Mister Boomer’s entry into the world of the 8-track began in the summer of 1972. His brother had installed a unit in his own car a couple of years earlier, and now was selling that car. He removed the 8-track player and, since his newer auto would have a built-in 8-track player, offered the older unit as a hand-me-down to Mister B.

Mister B's 8-track player
That's right, boomers. This is an actual scan of the owner's manual for Mister B's in-car 8-track player.

Brother Boomer helped Mister B install the unit inside the glove compartment of his 1964 Plymouth. The Mini-8 fit perfectly. Instead of permanently securing it to the included hanging bar, though, a locking mechanism was installed in the roof of the compartment. The male counterpart was attached to the top of the unit. This allowed it to slide and lock into the bracket so the unit could be removed and carried when leaving the car, providing an extra layer of security. Tape players were a common target of auto break-ins. Employing a hacksaw blade from their father’s toolbox, the two boomer boys cut holes in the door panels and back window deck to house the speakers. True stereo sound would now be achieved. A few wires and a fuse later, the unit was ready for a test drive.

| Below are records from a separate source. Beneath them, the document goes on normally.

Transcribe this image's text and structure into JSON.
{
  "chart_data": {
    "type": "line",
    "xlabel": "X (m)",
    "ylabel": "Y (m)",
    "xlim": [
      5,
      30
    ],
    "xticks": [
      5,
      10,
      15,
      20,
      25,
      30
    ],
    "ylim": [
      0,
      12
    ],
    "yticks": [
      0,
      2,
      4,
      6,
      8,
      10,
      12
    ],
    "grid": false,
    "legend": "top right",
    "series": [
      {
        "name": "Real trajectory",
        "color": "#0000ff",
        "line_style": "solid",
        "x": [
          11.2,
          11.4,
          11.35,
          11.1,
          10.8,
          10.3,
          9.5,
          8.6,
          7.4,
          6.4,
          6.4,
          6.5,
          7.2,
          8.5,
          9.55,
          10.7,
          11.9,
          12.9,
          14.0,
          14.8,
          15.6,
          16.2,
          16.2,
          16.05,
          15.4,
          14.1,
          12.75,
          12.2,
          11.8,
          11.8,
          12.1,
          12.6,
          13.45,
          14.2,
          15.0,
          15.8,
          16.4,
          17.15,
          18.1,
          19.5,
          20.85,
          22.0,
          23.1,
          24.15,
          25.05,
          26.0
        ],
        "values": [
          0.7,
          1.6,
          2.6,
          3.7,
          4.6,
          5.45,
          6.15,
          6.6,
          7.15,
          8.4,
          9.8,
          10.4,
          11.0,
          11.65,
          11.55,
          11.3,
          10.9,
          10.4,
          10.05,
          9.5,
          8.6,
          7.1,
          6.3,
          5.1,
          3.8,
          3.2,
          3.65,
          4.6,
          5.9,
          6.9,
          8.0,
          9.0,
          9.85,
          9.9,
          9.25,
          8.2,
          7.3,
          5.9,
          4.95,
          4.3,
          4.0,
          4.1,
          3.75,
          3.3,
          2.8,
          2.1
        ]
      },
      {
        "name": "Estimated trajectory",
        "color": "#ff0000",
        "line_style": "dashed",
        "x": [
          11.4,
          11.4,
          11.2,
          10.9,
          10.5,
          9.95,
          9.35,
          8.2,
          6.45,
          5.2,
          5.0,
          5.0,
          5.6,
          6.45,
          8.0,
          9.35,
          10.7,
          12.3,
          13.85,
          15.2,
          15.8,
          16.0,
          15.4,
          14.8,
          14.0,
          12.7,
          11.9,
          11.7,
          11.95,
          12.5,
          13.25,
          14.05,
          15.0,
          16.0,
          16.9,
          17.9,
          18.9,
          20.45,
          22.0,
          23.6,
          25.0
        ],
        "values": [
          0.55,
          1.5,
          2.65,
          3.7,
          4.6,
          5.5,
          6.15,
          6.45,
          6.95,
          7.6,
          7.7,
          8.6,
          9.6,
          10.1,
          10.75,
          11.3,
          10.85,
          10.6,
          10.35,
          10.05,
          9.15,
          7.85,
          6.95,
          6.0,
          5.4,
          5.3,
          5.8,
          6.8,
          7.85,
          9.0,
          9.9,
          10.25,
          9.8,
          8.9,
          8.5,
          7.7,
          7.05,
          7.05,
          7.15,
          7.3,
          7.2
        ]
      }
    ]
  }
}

Despite the easy fit of the player in the glove box, the 8-track tapes themselves were six inches long. Inserted into the unit, approximately two inches remained outside the entry slot to enable the cartridge to be grabbed and removed. This meant that when Mister B wanted to activate the unit, the glove box needed to remain open, as the tape extended beyond the compartment. It also meant the tape would be out of reach while driving. It was portable music on demand all right — as long as you inserted a tape before getting underway.

Nonetheless, the floodgates now open, Mister B began buying 8-tracks, and added more titles to his annual family Christmas list. His girlfriend at the time had an interest in Elton John (Rocket Man), Cat Stevens (Peace Train) and Chicago (Does Anybody Really Know What Time It Is?), so naturally those purchases had to be made. Sitting in the passenger seat, she could control the volume and, since there was no rewind, click through the tracks to her heart’s content. Yet there was more. Mister B took this new in-the-car portability as the chance to discover new music he might not be able to play on the home “Victrola,” as Mister B’s mother called the family phonograph. This experimentation resulted in Jethro Tull (Aqualung; Thick As A Brick), The Doors (Best of the Doors), Santana (Abraxas), Crosby, Stills, Nash & Young (Deja Vu; 4-Way Street) and even Iron Butterfly (In-A-Gadda-Da-Vida) joining the collection. As a free-thinking, red-blooded American male, classical music on 8-track sat side by side with the rock ‘n roll in the Mister Boomer 8-track library (Best of Beethoven; Best of Tchaichovsky; Mozart Symphony in G Minor; Bach’s Brandenburg Concertos).

It may have been clunky, annoying and inconvenient, but it was your music when you wanted it. In the early 80s, Mister Boomer was heading out to seek his fame and fortune away from Middle America. The entire 8-track collection, numbering in the vicinity of 80 tapes, were quickly sold, along with their storage cases, at a garage sale. Never climbing on the cassette bandwagon, Mister B’s personal portable music would have to wait until the introduction of the iPod before he forayed back into the realm.

Well, boomers, what is your happy 8-track memory?